W staraniach „znormalizowania” narodu żydowskiego, nacjonalizm musi rzucić wyzwanie ciągłości historycznej wyrażanej przez dychotomię nagrody i kary, wygnania i odkupienia. Aby zwalczyć tę tradycję, która postuluje raczej introspekcję niż zwrócenie uwagi na zewnątrz, syjoniści, by osiągnąć swoje cele, nie mieli innego wyjścia, jak tylko uciec się do historii. W Izraelu uczniowie szkół publicznych, zarówno tych świeckich, jak i narodowo-religijnych, uczeni są mitów o powstaniu państwa; czytają biografie wielkich syjonistów przedstawianych jako nieustraszonych twórców historii żydowskiej. W entuzjazmie pojednania lat 90. młodzi Izraelczycy poznali również mit założycielski ruchu palestyńskiego, który odrzuca wyłączność roszczeń Żydów do praw do Ziemi Izraela. Przede wszystkim jednak uczy się ich, że wartością jest męstwo, odwaga i heroizm27, cechy, które – jak się zdawało – znikły z życia Żydów wskutek wygnania.
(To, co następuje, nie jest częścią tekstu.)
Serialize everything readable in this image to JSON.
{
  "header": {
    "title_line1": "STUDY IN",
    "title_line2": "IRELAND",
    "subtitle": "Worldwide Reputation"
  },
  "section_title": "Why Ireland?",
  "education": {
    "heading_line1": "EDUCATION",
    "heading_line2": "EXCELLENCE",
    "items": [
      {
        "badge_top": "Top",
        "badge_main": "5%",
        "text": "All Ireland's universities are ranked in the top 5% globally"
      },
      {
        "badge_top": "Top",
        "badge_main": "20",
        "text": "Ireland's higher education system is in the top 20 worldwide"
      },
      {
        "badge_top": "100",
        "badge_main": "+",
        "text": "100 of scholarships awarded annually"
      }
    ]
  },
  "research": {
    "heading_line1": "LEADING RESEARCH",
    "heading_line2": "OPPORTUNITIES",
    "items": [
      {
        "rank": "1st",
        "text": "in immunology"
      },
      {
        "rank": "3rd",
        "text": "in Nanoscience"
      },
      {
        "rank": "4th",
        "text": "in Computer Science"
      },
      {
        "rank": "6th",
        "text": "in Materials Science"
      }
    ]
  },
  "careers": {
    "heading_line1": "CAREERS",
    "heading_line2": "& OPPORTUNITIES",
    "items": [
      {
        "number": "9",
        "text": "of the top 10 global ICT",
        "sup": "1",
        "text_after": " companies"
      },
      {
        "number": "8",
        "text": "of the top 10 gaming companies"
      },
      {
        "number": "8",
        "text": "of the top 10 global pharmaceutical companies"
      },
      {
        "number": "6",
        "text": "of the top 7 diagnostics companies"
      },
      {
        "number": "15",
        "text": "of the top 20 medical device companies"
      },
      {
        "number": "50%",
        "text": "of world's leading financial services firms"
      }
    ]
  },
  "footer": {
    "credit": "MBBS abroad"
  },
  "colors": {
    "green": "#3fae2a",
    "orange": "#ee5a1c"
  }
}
Z drugiej strony szkoły należące do charedim nauczają, że te same wartości, ukazywane jako nieustępliwość i duma, doprowadziły do wygnania. Powyższe dwa opozycyjne wobec siebie światopoglądy wywierają bezpośredni wpływ na podejście Żydów do historii.
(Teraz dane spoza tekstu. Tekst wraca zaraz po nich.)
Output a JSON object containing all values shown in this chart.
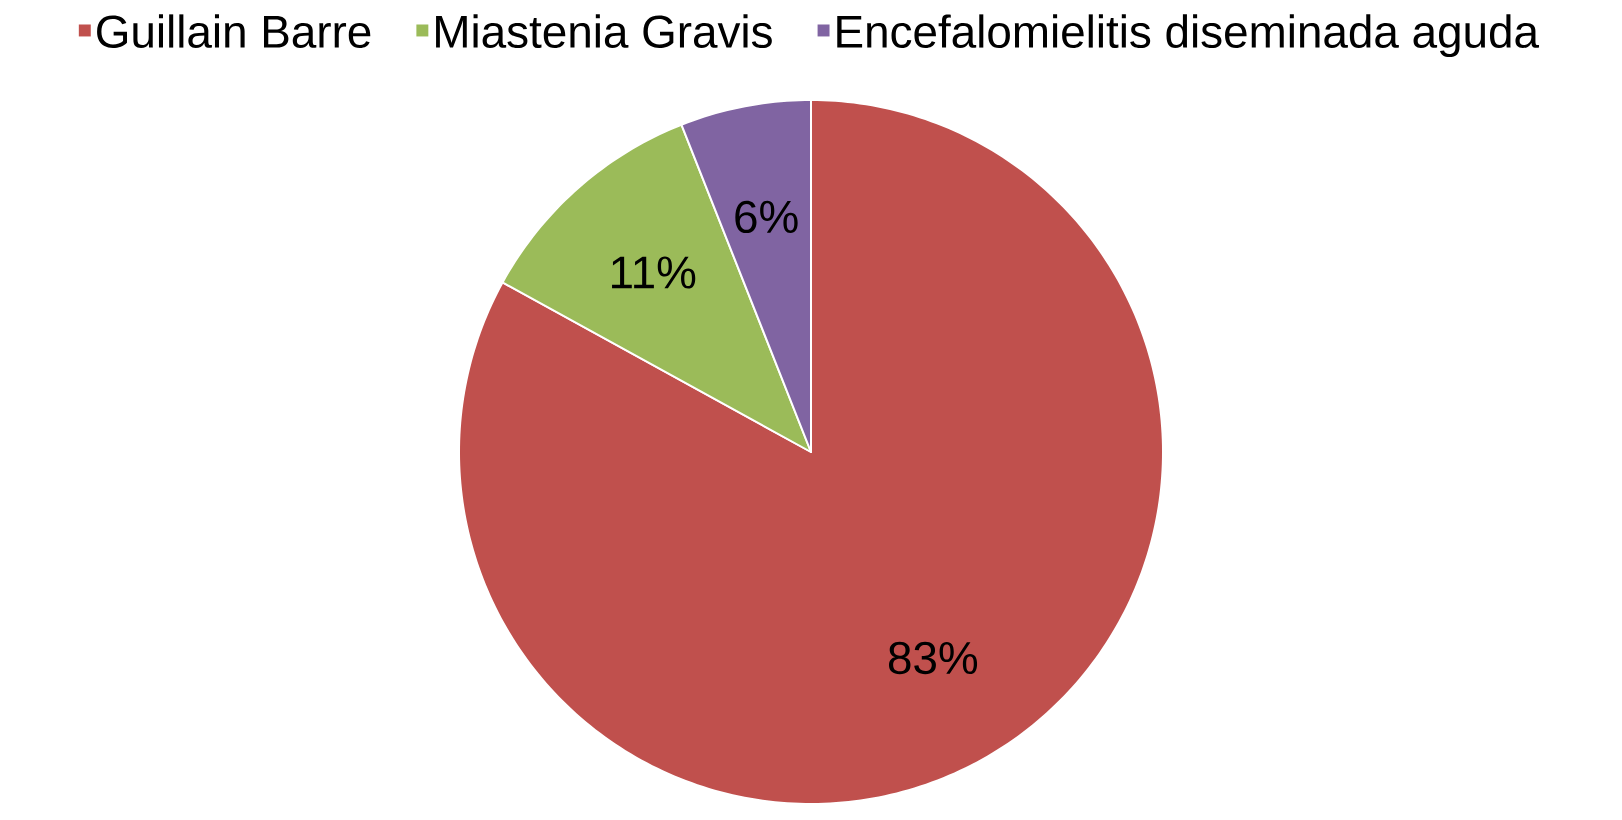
{
  "chart_data": {
    "type": "pie",
    "categories": [
      "Guillain Barre",
      "Miastenia Gravis",
      "Encefalomielitis diseminada aguda"
    ],
    "values": [
      83,
      11,
      6
    ],
    "colors": [
      "#c0504d",
      "#9bbb59",
      "#8064a2"
    ],
    "value_labels": [
      "83%",
      "11%",
      "6%"
    ],
    "legend": "top"
  }
}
Demistyfikacja syjonistycznej historii, wszechobecnej wciąż na izraelskich uczelniach, wywarła wpływ zwłaszcza na tych Żydów, którzy do syjonizmu odnosili się z wahaniem. Wnioski nowych historyków i obserwacje praktykujących judaizm antysyjonistów często zbiegają się w potępieniu militarnego charakteru ruchu syjonistycznego, obojętności wobec szoah, a nawet współpracy z oprawcami, i „kulturowego ludobójstwa” dokonywanego w Izraelu na nowych imigrantach. Innymi słowy, podawany jest teraz w wątpliwość ogół części składowych izraelskiej świadomości narodowej, jakie „wynalazł” syjonizm w ciągu wieku swego istnienia. „Rzeczywiście – mówi Abitbol – oddaliliśmy się od dnia, w którym kraj mówił jednym głosem”28. Tymczasem kraj ten nigdy nie mówił jednym głosem, a głosy dysydenckie, należące głównie do religijnych oponentów syjonizmu, były ledwo słyszalne, ponieważ ich język, tradycyjne słownictwo i konceptualne podstawy stale wykluczały ich z debaty.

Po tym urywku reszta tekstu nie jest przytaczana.